La rupture conventionnelle envisagée en raison de faits fautifs d’un salarié n’interdit pas à l’employeur, en cas de rétractation de la rupture conventionnelle par le salarié, de diligenter une procédure disciplinaire de licenciement en lieu et place. En revanche, le délai de deux mois devant se tenir entre la connaissance des faits par l’employeur et la poursuite disciplinaire devra être impérativement respecté. A défaut, le licenciement sera sans cause réelle et sérieuse.

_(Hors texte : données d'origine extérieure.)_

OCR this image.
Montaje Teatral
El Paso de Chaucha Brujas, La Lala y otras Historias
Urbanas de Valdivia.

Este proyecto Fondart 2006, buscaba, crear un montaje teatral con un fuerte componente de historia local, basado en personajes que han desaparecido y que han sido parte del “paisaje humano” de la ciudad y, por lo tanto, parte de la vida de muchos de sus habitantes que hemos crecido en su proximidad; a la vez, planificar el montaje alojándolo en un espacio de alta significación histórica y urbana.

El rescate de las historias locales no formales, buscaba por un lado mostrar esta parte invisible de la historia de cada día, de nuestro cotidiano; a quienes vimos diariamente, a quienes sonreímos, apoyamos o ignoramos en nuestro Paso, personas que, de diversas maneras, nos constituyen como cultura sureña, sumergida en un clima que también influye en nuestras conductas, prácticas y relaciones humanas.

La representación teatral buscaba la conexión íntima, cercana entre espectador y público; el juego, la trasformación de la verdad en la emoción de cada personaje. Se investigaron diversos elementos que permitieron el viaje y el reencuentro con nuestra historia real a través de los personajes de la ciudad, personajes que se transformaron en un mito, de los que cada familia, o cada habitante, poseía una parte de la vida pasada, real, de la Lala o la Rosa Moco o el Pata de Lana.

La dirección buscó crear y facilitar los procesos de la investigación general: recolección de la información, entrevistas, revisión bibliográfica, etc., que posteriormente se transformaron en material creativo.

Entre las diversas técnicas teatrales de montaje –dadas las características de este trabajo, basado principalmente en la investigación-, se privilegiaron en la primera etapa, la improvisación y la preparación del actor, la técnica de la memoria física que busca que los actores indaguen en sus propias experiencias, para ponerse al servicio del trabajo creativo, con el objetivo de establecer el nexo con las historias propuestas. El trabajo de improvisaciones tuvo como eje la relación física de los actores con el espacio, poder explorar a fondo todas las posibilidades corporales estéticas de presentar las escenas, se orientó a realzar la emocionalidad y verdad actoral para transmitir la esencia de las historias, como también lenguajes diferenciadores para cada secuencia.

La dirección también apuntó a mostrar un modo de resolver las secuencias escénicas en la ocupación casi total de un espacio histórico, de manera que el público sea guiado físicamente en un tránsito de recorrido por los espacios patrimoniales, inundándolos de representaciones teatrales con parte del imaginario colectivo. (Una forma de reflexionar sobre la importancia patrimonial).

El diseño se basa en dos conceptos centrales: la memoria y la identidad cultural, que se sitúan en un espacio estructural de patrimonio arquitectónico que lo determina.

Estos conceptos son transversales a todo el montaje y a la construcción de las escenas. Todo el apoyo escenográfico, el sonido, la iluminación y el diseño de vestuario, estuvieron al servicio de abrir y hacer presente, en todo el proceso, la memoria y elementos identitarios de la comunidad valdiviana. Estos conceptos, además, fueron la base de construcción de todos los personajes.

Si un salarié commet une ou des fautes, l’employeur peut, au lieu de procéder à son licenciement pour un motif disciplinaire, convenir d’une rupture conventionnelle avec ledit salarié. Cette situation est à l’origine de deux arrêts rendus par la haute juridiction le 3 mars dernier. Dans les deux cas, les salariés avaient, après la signature de la convention de rupture, exercé leur droit de rétractation.

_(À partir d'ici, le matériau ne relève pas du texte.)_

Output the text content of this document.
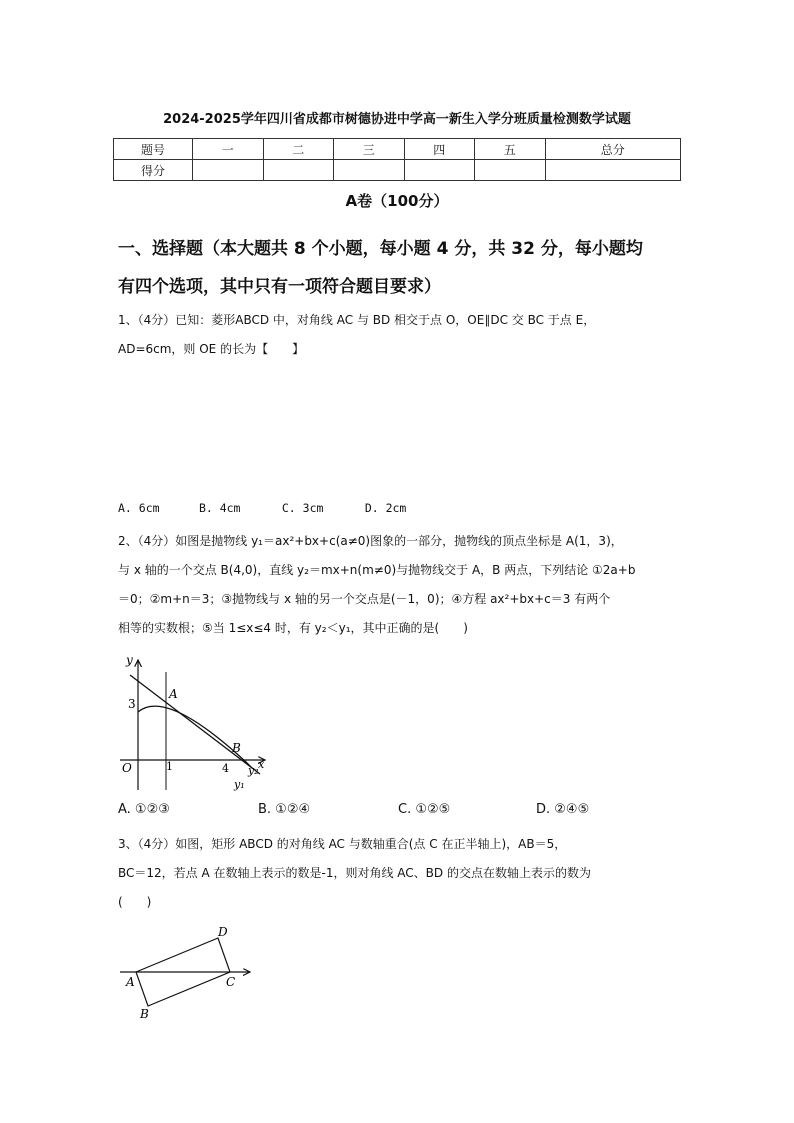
2024-2025学年四川省成都市树德协进中学高一新生入学分班质量检测数学试题
题号	一	二	三	四	五	总分
得分						
A卷（100分）
一、选择题（本大题共 8 个小题，每小题 4 分，共 32 分，每小题均
有四个选项，其中只有一项符合题目要求）
1、（4分）已知：菱形ABCD 中，对角线 AC 与 BD 相交于点 O，OE∥DC 交 BC 于点 E，
AD=6cm，则 OE 的长为【　　】
A. 6cm	B. 4cm	C. 3cm	D. 2cm
2、（4分）如图是抛物线 y₁＝ax²+bx+c(a≠0)图象的一部分，抛物线的顶点坐标是 A(1，3)，
与 x 轴的一个交点 B(4,0)，直线 y₂＝mx+n(m≠0)与抛物线交于 A，B 两点，下列结论 ①2a+b
＝0；②m+n＝3；③抛物线与 x 轴的另一个交点是(－1，0)；④方程 ax²+bx+c＝3 有两个
相等的实数根；⑤当 1≤x≤4 时，有 y₂＜y₁，其中正确的是(　　)
y
x
O
3
1	4
A
B
y₂
y₁
A. ①②③	B. ①②④	C. ①②⑤	D. ②④⑤
3、（4分）如图，矩形 ABCD 的对角线 AC 与数轴重合(点 C 在正半轴上)，AB＝5，
BC＝12，若点 A 在数轴上表示的数是-1，则对角线 AC、BD 的交点在数轴上表示的数为
(　　)
A
B
C
D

En effet, à compter de la date de signature par les deux parties de la convention de rupture, chacune d’entre elles dispose d’un délai de quinze jours calendaires pour exercer son droit de rétractation (art. L1237-13 c. trav.).
Dans les deux décisions, l’employeur a ensuite procédé au licenciement disciplinaire du salarié concerné. Mais la chronologie des faits diffère légèrement suivant le cas d’espèce et cette différence a eu une conséquence considérable sur l’appréciation du licenciement au regard de la prescription.
- a. Rupture conventionnelle rétractée suivie d’une procédure de licenciement
Dans le premier cas (Cass. soc., 3 mars 2015, 13-23348), un salarié fut plusieurs fois en absences injustifiées de juillet à septembre. L’employeur, au lieu de lancer une procédure de licenciement disciplinaire, signa une rupture conventionnelle avec ce salarié le 28 octobre. Le 5 novembre, le salarié exerça son droit de rétractation. L’employeur décida alors de le convoquer à un entretien préalable à son éventuel licenciement le 16 novembre et lui notifia son licenciement le 6 décembre suivant.
Entre la dernière absence injustifiée (du 4 septembre) et la convocation à l’entretien préalable (le 16 novembre suivant), un délai supérieur à deux mois s’était écoulé. Or, le code du travail interdit à un employeur d’engager des poursuites disciplinaire au-delà d’un délai de deux mois à compter du jour où il a eu connaissance des faits fautifs (art. L1332-4 c. trav.).
La question se posait donc de savoir si la signature de la rupture conventionnelle intervenue entre les parties fin octobre avait eu pour effet de suspendre la prescription. Si oui, la procédure disciplinaire ensuite diligentée par l’employeur n’était pas prescrite ; sinon, au contraire, la procédure disciplinaire était prescrite et le licenciement sans cause réelle et sérieuse.
L’attendu de principe de la Cour de cassation est limpide : « la signature par les parties d’une rupture conventionnelle ne constitue pas un acte interruptif de prescription … la cour d’appel … en a exactement déduit la prescription des faits fautifs ».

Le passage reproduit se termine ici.